“What is uttered from the heart alone, will win the hearts of others to your own.” ~ Goethe
It’s comforting to remember, when it comes to matters of the heart, we are all the same. So whether married, single (happily or not), divorced or widowed, in the name of unity – a sea of human souls are all searching for love.
Love comes in many forms and many guises, but it all seems to come down to that tricky concept – self-acceptance. It’s true when we can accept ourselves (our perfectly imperfect selves), love flows. And it flows from our own hearts – to every cell of our own being. And even if you only experience this for one second, consider yourself blessed. It’s in the trees, the sun rise, the birds, the animals, the children, the kindness of strangers and a random smile.
Begin with yourself. Let’s go back many millennia to a Buddhist tradition and the practice of Brahmaviharas and the first of these Metta (can be translated as loving kindness). Unconditional acceptance may be a radical thought for many of us, and a challenge for those of us who have trouble feeling worthy or deserving of love. Start small…

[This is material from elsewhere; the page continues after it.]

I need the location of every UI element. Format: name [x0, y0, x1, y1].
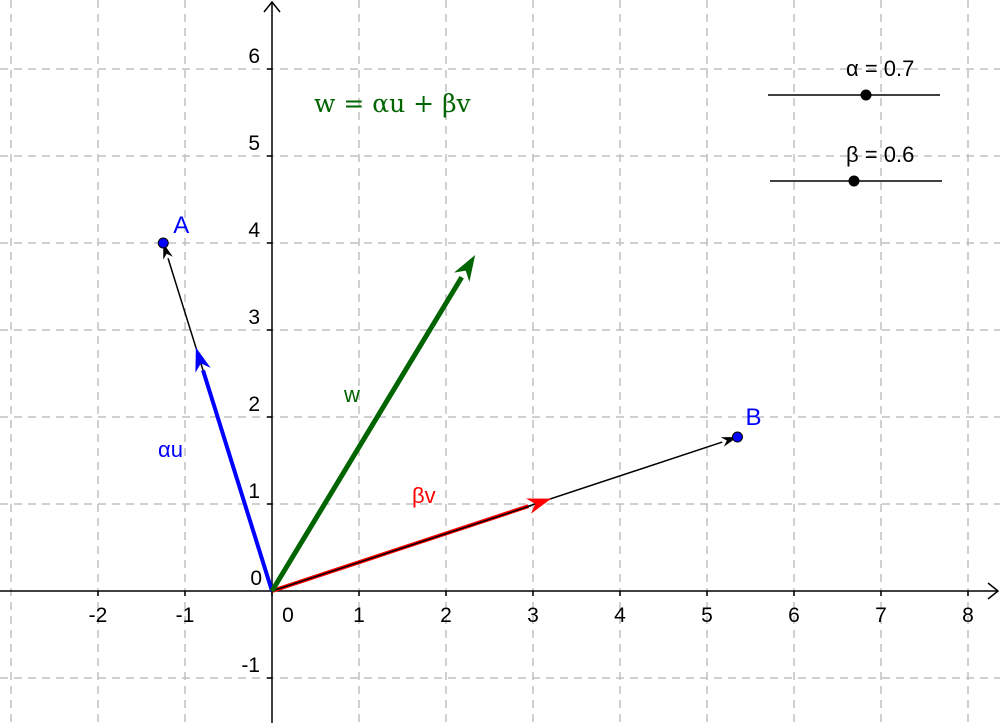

* Begin by sitting in a comfortable position
* Call to your mind a quality in yourself that you feel good about – or even a direct experience of a time when you did something you felt good about. It can be simple like helping a friend in need, a stranger or even preparing a nourishing meal for your family
* As you settle into your breath and that feeling of goodness, bring your attention to your heart centre and acknowledge how the heart feels. Closed, open? Receptive or wounded? Heavy or light? Try not to judge, just observe and try to befriend your heart.
* Then begin to repeat these Metta phrases:
– May I be happy.
– May I be peaceful.
– May I be safe from harm.
– May I enjoy happiness and the root of happiness.
– May I experience ease and well-being in body, mind, and spirit.
* Notice your body’s response to these phrases. Your breath, the reverberations of the echoes in your mind’s ear. Try to connect with that feeling of compassion and goodness.
* Even if it feels inauthentic, keep trying. Sending love to a closed heart is still a practice until the opening comes.
* If you drift off, let it go and come back when you feel ready
It’s a beautiful practice and a gentle reminder that kindness begins with kindness to ourselves. It’s a cliche, yes, but it really does work.